Ayaklarımı yere sabitleyip sendelememi engelledim. Babamın yüzünde belli belirsiz bir gülümseme gördüm. Ama bu bir onay gülümsemesi değil, yeni bir dersin habercisiydi.

“Dayanıklılığın iyi,” dedi. “Ama sadece dayanıklı olmak yetmez. Eğer bana gerçekten vuramazsan, hiçbir anlamı yok.”

Yumruklarımı sıktım.

Bu kez, onu sadece savunmaya zorlamayacaktım.

Derin bir nefes aldım ve hızla öne atıldım. Ama bu sefer farklı bir şey deneyecektim. İkinci kuralı hatırlayarak, tereddüt etmeden saldırdım.

Önce sağ yumruğumu savurdum. Babam bunu kolayca engelledi. Ama tam o anda, sol dizimi hızla kaldırarak onun karnına yönelttim.

Ve işte o an…

İlk kez, babamın kaşları hafifçe çatıldı.

Ayağımla karnına vurduğumda, çok kısa bir anlığına da olsa dengesini bozmuştum.

Bu fırsatı kaçırmadım. Hızla geriye çekilip yeni bir saldırıya hazırlandım.

Babam başını salladı. “Fena değil.”

Ama cümlesini bitirir bitirmez üzerime saldırdı.

Önce yumruk, sonra tekme, sonra tekrar yumruk…

Saldırıları aralıksızdı.

Ter dökülüyordu. Nefesim düzensizleşiyordu. Ama dördüncü kuralı hatırladım: Asla korkma.

Yere düşmeyecektim. Tereddüt etmeyecektim. Rakibimin nefesini hissedecektim. Ve korkmayacaktım.

Ama babamın darbesi bu kez göğsüme indiğinde, acıyı iliklerime kadar hissettim.

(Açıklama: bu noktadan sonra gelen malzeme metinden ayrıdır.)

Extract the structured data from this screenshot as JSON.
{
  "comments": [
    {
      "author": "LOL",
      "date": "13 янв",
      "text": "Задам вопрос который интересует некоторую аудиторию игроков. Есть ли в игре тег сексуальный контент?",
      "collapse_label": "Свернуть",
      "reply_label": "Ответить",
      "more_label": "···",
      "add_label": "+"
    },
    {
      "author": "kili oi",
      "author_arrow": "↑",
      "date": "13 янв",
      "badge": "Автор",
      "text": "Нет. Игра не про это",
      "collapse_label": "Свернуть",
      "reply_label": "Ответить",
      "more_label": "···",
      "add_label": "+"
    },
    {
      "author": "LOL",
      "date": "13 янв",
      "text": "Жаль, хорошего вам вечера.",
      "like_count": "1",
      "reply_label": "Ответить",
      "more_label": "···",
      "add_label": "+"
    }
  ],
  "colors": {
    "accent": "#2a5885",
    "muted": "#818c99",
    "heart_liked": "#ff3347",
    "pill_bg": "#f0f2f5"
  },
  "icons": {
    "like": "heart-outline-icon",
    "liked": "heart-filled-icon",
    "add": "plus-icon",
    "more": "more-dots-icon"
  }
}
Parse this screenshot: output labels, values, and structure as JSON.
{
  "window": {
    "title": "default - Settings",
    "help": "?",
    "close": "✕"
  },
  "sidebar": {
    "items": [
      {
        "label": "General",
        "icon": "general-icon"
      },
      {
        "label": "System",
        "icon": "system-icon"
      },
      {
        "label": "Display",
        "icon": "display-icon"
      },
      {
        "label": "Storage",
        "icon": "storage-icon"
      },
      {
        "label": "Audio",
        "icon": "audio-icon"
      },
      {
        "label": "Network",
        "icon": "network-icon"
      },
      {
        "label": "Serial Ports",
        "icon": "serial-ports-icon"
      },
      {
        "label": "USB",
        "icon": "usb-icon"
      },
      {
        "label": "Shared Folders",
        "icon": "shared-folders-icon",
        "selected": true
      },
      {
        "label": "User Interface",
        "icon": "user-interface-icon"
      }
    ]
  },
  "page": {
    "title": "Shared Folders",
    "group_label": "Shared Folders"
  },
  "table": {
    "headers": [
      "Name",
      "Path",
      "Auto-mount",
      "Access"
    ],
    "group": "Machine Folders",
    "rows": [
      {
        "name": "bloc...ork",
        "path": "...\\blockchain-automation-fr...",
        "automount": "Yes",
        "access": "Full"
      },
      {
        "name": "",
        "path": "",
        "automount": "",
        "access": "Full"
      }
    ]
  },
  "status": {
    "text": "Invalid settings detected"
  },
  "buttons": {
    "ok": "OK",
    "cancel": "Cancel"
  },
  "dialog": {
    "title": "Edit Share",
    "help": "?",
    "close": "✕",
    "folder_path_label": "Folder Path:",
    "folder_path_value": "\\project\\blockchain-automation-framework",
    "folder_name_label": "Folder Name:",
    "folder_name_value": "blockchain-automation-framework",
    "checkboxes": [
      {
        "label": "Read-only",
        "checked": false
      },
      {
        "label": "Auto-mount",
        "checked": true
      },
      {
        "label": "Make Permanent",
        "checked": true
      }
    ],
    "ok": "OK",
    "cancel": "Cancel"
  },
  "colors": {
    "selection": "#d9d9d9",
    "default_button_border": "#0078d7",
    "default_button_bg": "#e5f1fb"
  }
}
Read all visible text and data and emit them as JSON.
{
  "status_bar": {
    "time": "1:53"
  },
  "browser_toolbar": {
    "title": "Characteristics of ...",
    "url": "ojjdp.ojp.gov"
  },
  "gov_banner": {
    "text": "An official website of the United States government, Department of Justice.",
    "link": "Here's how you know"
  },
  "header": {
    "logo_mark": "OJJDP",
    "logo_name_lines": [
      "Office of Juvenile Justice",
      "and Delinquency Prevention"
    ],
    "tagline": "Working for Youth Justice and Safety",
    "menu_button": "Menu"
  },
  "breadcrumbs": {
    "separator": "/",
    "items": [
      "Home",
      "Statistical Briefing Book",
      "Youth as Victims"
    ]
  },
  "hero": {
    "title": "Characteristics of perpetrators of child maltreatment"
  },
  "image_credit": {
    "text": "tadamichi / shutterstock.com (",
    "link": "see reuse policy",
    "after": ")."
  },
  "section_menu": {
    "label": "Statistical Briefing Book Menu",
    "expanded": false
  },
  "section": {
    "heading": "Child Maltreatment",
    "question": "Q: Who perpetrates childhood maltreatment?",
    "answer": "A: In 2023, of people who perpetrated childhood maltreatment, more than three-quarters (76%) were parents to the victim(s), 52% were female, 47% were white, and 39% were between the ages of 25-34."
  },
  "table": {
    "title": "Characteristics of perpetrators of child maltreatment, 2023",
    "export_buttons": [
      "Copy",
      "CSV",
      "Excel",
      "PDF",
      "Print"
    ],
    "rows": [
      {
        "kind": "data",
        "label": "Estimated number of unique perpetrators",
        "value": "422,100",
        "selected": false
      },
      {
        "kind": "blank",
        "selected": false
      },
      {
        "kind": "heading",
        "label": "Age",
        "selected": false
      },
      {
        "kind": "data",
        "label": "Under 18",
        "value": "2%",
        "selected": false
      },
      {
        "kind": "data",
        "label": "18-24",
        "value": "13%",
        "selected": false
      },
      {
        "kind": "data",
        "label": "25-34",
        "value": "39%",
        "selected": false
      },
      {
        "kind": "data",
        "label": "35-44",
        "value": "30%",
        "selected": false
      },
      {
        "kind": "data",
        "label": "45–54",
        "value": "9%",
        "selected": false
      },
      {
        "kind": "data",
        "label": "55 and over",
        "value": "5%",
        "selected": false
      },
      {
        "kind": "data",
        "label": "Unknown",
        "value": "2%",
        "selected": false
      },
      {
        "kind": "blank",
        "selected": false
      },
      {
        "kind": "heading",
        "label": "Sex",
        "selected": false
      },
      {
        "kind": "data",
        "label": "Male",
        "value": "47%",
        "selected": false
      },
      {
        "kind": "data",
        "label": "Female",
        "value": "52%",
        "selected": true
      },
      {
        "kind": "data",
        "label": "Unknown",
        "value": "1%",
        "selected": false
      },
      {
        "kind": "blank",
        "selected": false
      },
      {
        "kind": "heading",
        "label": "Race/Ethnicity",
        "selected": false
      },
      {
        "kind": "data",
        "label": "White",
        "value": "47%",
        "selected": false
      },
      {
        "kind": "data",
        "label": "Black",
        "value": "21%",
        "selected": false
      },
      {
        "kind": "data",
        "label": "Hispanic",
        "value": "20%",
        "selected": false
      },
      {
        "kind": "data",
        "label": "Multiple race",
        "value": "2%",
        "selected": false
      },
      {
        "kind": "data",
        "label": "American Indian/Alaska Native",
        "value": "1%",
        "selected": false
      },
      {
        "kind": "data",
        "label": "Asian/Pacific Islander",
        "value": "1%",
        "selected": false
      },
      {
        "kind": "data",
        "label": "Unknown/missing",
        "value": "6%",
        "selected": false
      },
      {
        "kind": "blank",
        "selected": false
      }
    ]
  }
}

Bir an gözlerim karardı.

Yine mi düşecektim?

Hayır.

Tam yere kapaklanacağımı düşündüğüm anda, son bir hamleyle ayaklarımı sabitledim ve eğilerek dengesini bozacak bir hareket yaptım.

Ve o an…

Babamın adımları bir anlığına kaydı.

İlk kez, onun dengesini bozmayı başarmıştım.

Ayakta kalmıştım.

Ve bu, benim için zaferden bile daha büyüktü.

Babam bir süre bana baktı. Derin bir nefes aldı, sonra yavaşça başını salladı.

“Öğreniyorsun,” dedi. “Ama daha çok yolun var, Dora.”

Gözlerimi kapadım, nefesimi düzenledim. İçimde bir his vardı.

Bir gün gerçekten güçlü olacağım.

Ama bugün değil.

Henüz değil.

 

Bölüm : 24.02.2025 20:43 tarihinde eklendi
Okur Yorumları Yorum Ekle
Hikayeyi Paylaş
Loading...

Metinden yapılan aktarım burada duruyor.